Die Entscheidung des „Westküste 100“-Konsortiums deckt sich mit der H₂-Stimmungslage. Das zeigt eine aktuelle Studie der deutschen Beratungsfirmen Advyce & Perlitz und PSvdL Consulting über den „Wasserstoffhochlauf“. Dieser scheitere vor allem an den hohen Kosten, fehlenden Finanzierungsmodellen und „ausreichend erneuerbarem Strom“.

Alte Bergwerkstollen

Das zeigten „50 qualitative Interviews mit Experten und Entscheidungsträgern aus acht Branchen der Wasserstoffwertschöpfungskette“. Die deutsche Elektrolysekapazität „auf mindestens zehn Gigawatt (GW; entspricht sieben AKW vom Typ Isar 2) im Jahr 2030 zu steigern, sei „ehrgeizig“. Aber ohne „blaue, türkise und orangene Wasserstoffvarianten“ werde es wohl nicht gehen.

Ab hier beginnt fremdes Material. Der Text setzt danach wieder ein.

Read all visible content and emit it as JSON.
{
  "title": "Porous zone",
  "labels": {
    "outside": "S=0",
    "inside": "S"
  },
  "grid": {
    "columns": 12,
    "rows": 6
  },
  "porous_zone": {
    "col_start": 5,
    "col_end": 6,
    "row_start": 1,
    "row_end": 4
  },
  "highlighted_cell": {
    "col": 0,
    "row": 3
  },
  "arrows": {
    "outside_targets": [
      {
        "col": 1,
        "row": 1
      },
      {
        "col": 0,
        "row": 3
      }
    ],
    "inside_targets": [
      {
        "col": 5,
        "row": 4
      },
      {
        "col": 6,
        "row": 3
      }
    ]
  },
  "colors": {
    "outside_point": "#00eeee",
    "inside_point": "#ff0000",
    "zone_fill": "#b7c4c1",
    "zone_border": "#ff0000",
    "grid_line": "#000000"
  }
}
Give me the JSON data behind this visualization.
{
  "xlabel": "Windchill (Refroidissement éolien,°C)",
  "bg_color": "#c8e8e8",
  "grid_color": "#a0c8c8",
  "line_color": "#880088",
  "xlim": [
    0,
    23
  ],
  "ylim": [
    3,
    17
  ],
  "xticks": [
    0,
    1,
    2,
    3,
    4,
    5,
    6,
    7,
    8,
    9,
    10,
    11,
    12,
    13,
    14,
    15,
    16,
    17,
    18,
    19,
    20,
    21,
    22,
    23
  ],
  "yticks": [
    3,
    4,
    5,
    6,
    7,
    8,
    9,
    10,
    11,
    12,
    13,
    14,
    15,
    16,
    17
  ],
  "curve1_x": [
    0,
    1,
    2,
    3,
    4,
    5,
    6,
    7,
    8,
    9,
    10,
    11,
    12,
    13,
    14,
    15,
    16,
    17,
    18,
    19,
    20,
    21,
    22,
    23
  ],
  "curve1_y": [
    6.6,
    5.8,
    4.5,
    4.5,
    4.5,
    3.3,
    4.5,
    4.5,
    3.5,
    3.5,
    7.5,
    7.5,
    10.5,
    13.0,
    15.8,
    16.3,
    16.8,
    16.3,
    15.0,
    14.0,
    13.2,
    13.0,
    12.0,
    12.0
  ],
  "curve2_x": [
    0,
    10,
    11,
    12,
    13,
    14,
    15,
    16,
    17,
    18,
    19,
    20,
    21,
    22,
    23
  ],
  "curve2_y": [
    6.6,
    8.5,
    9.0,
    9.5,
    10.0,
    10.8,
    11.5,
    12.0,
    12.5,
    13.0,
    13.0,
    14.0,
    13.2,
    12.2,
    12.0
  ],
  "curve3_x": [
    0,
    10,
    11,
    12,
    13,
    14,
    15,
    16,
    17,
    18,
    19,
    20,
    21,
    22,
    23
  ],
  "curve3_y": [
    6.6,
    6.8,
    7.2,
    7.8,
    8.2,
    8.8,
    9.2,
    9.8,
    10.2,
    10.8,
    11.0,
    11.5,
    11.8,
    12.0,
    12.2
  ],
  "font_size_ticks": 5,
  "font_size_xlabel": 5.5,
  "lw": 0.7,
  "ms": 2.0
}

Doch „blaues“ H₂ wird durch Dampfreformierung von Erdgas, Kohle oder Öl erzeugt. Das dabei entstehende CO₂ muß teuer durch Abscheidung und Speicherung (CCS-Technik; JF 44/23) in Tiefenspeicher verpreßt werden. „Türkises“ H₂ wird durch Erdgaspyrolyse gewonnen. Das dabei entstehende feste Kohlenstoffgranulat muß in alten Bergwerksstollen abgelagert werden, damit es nicht abbrennt und so doch wieder CO₂ entsteht.

Wenn die zur Pyrolyse benötigte Energie aus Ökoenergien stammt, gilt türkises H₂ aber als „klimaneutral“. Zukunftsmusik ist „oranges“ H₂: Dazu soll „weißes“ H₂, das durch die natürliche Verwitterung von bestimmten Gesteinen entsteht, künstlich angeregt werden, etwa durch die Verbindung von Eisenoxid (FeO) und Wasser („Orange hydrogen is the new green“, in Nature Geoscience Vol. 15 10/22).

Ein 9.700 Kilometer langes Wasserstoff-Kernnetz geplant

Nicht erwähnt wird „gelbes“ H₂. Denn das wird wie das grüne Pendant aus Wasser (H₂O) mittels Elektrolyse hergestellt – allerdings mit Atomstrom. Und daran wird in Frankreich und von EDF – dem „Westküste 100“-Ex-Partner – schon längst gearbeitet. Denn statt AKWs bei geringer Stromnachfrage „runterzuregeln“, könnte mit der überschüssigen Kernernergie „gelbes“ H₂ für die deutsche Energiewende erzeugt werden. Wasserstoff soll schließlich in Deutschland nicht nur Gas, Öl und Kohle als Heizenergie ersetzen. Er soll Schiffe, Züge, Lkws und Flugzeuge antreiben, die Produktion von klimaneutralem Stahl ermöglichen und in „Dunkelflauten“ in Kraftwerken verbrannt werden.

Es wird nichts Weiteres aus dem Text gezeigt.